The letter ended with the ultimatum that if the board of Phelps Dodge was not prepared to “return this excess capital” (though a share-buyback program), then Atticus would work with other shareholders and “potential acquirers” to maximize value for the owners of the company. The fund engaged outside advisers to help formulate options.
Steven Whisler, chairman and chief executive officer, responded publicly too, by calling the share buyback demand “reckless.” He stated that the company would not “recklessly” add debt in a “risky bet on future metal prices in a very volatile market.”
Whisler added that the company could increase its commitment to return cash to shareholders, “only as our actual results justify it.” He said the company intends to retain sufficient cash balances to “maintain financial flexibility and to ensure appropriate funding of growth and asset improvement projects.”
Phelps Dodge spokesman Peter Faur said no new developments have taken place since the public exchange of letters in February. He said the company remains committed to its previously outlined priorities.
Atticus Capital could not be reached for comment.

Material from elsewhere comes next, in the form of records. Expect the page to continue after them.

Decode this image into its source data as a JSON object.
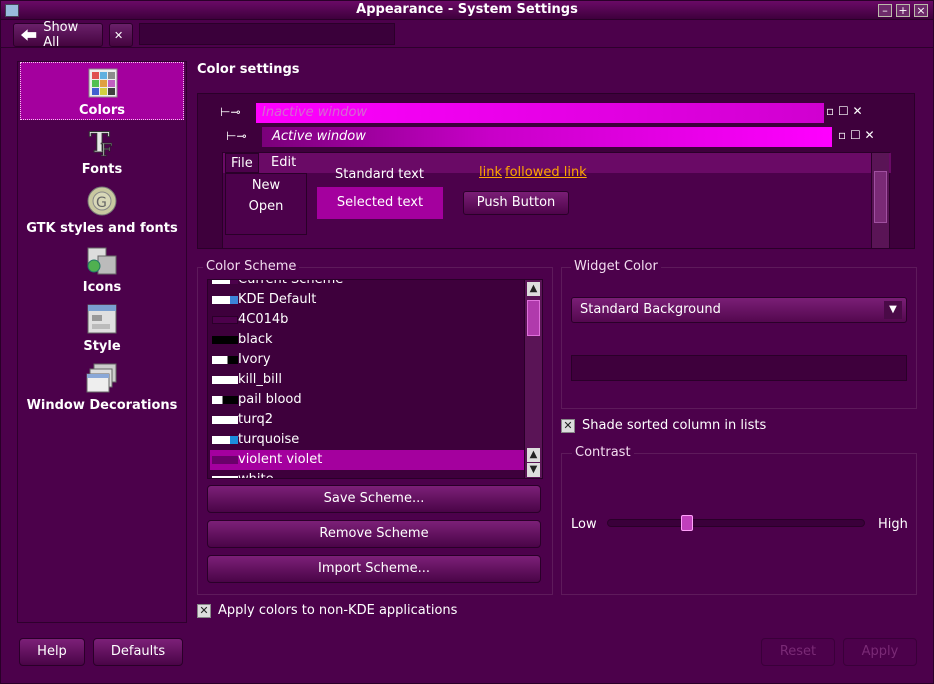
{
  "window": {
    "title": "Appearance - System Settings",
    "controls": [
      "–",
      "+",
      "×"
    ]
  },
  "toolbar": {
    "show_all_label": "Show All",
    "clear_label": "✕",
    "search_placeholder": ""
  },
  "sidebar": {
    "items": [
      {
        "label": "Colors",
        "icon": "colors-icon",
        "active": true
      },
      {
        "label": "Fonts",
        "icon": "fonts-icon"
      },
      {
        "label": "GTK styles and fonts",
        "icon": "gtk-icon"
      },
      {
        "label": "Icons",
        "icon": "icons-icon"
      },
      {
        "label": "Style",
        "icon": "style-icon"
      },
      {
        "label": "Window Decorations",
        "icon": "window-decorations-icon"
      }
    ]
  },
  "main": {
    "section_title": "Color settings",
    "preview": {
      "inactive_window": "Inactive window",
      "active_window": "Active window",
      "menu": [
        "File",
        "Edit"
      ],
      "file_menu_items": [
        "New",
        "Open"
      ],
      "standard_text": "Standard text",
      "selected_text": "Selected text",
      "link": "link",
      "followed_link": "followed link",
      "push_button": "Push Button"
    },
    "color_scheme": {
      "label": "Color Scheme",
      "items": [
        {
          "name": "Current Scheme",
          "swatch": [
            "#ffffff",
            "#4c014b"
          ]
        },
        {
          "name": "KDE Default",
          "swatch": [
            "#ffffff",
            "#3c84d8"
          ]
        },
        {
          "name": "4C014b",
          "swatch": [
            "#4c014b",
            "#4c014b"
          ]
        },
        {
          "name": "black",
          "swatch": [
            "#000000",
            "#000000"
          ]
        },
        {
          "name": "Ivory",
          "swatch": [
            "#ffffff",
            "#000000"
          ]
        },
        {
          "name": "kill_bill",
          "swatch": [
            "#ffffff",
            "#ffffff"
          ]
        },
        {
          "name": "pail blood",
          "swatch": [
            "#ffffff",
            "#000000"
          ]
        },
        {
          "name": "turq2",
          "swatch": [
            "#ffffff",
            "#ffffff"
          ]
        },
        {
          "name": "turquoise",
          "swatch": [
            "#ffffff",
            "#1c8fdc"
          ]
        },
        {
          "name": "violent violet",
          "swatch": [
            "#6a006a",
            "#6a006a"
          ],
          "selected": true
        },
        {
          "name": "white",
          "swatch": [
            "#ffffff",
            "#ffffff"
          ]
        }
      ],
      "save_button": "Save Scheme...",
      "remove_button": "Remove Scheme",
      "import_button": "Import Scheme..."
    },
    "widget_color": {
      "label": "Widget Color",
      "selected": "Standard Background"
    },
    "shade_sorted_label": "Shade sorted column in lists",
    "shade_sorted_checked": true,
    "contrast": {
      "label": "Contrast",
      "low": "Low",
      "high": "High",
      "value_fraction": 0.3
    },
    "apply_colors_label": "Apply colors to non-KDE applications",
    "apply_colors_checked": true
  },
  "footer": {
    "help": "Help",
    "defaults": "Defaults",
    "reset": "Reset",
    "apply": "Apply"
  },
  "colors": {
    "accent": "#a4009e",
    "background": "#4c014b",
    "link": "#ffa800"
  }
}
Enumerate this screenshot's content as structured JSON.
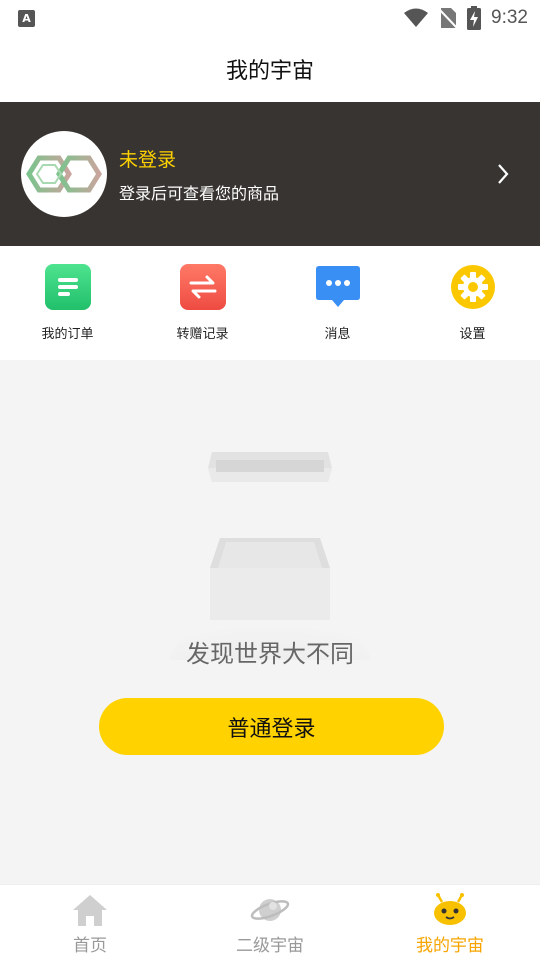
{
  "status_bar": {
    "time": "9:32",
    "notification_icon_letter": "A",
    "icons": [
      "wifi-icon",
      "no-sim-icon",
      "battery-charging-icon"
    ]
  },
  "header": {
    "title": "我的宇宙"
  },
  "profile": {
    "status": "未登录",
    "hint": "登录后可查看您的商品",
    "avatar_icon": "infinity-logo-icon",
    "arrow_icon": "chevron-right-icon"
  },
  "quick_menu": {
    "items": [
      {
        "label": "我的订单",
        "icon": "order-list-icon",
        "color": "#2fd07a"
      },
      {
        "label": "转赠记录",
        "icon": "transfer-icon",
        "color": "#f2574a"
      },
      {
        "label": "消息",
        "icon": "message-icon",
        "color": "#3a8ff5"
      },
      {
        "label": "设置",
        "icon": "gear-icon",
        "color": "#fbc800"
      }
    ]
  },
  "empty_state": {
    "illustration": "empty-box-icon",
    "text": "发现世界大不同",
    "button_label": "普通登录"
  },
  "tab_bar": {
    "tabs": [
      {
        "label": "首页",
        "icon": "home-icon",
        "active": false
      },
      {
        "label": "二级宇宙",
        "icon": "planet-icon",
        "active": false
      },
      {
        "label": "我的宇宙",
        "icon": "mascot-icon",
        "active": true
      }
    ]
  },
  "colors": {
    "accent": "#ffd200",
    "active_tab": "#f7a400",
    "profile_bg": "#383431",
    "page_bg": "#f4f4f4"
  }
}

As for being a potential takeover target, Phelps Dodge has hinted that it could become an acquirer instead, through “strategic opportunities” aimed at increasing long-term shareholder value. The company operates primarily in the Americas, where it began operations more than 170 years ago, but is looking to Africa’s Copperbelt for long-term growth.
Phelps Dodge expects to play a lead role in developing the large, Tenke Fungurume copper-cobalt project in the Democratic Republic of the Congo. An open-pit mining operation is proposed that could produce an estimated 100,000 tonnes copper cathode per year and 8,000 tonnes cobalt cathode per year, with potential for expansion.
The company holds an effective 57.75% interest in the project, which hosts measured and indicated resources estimated at 223 million tonnes grading 2.9% copper and 0.3% cobalt, plus 314.3 million tonnes of 4% copper and 0.25% cobalt in the inferred category.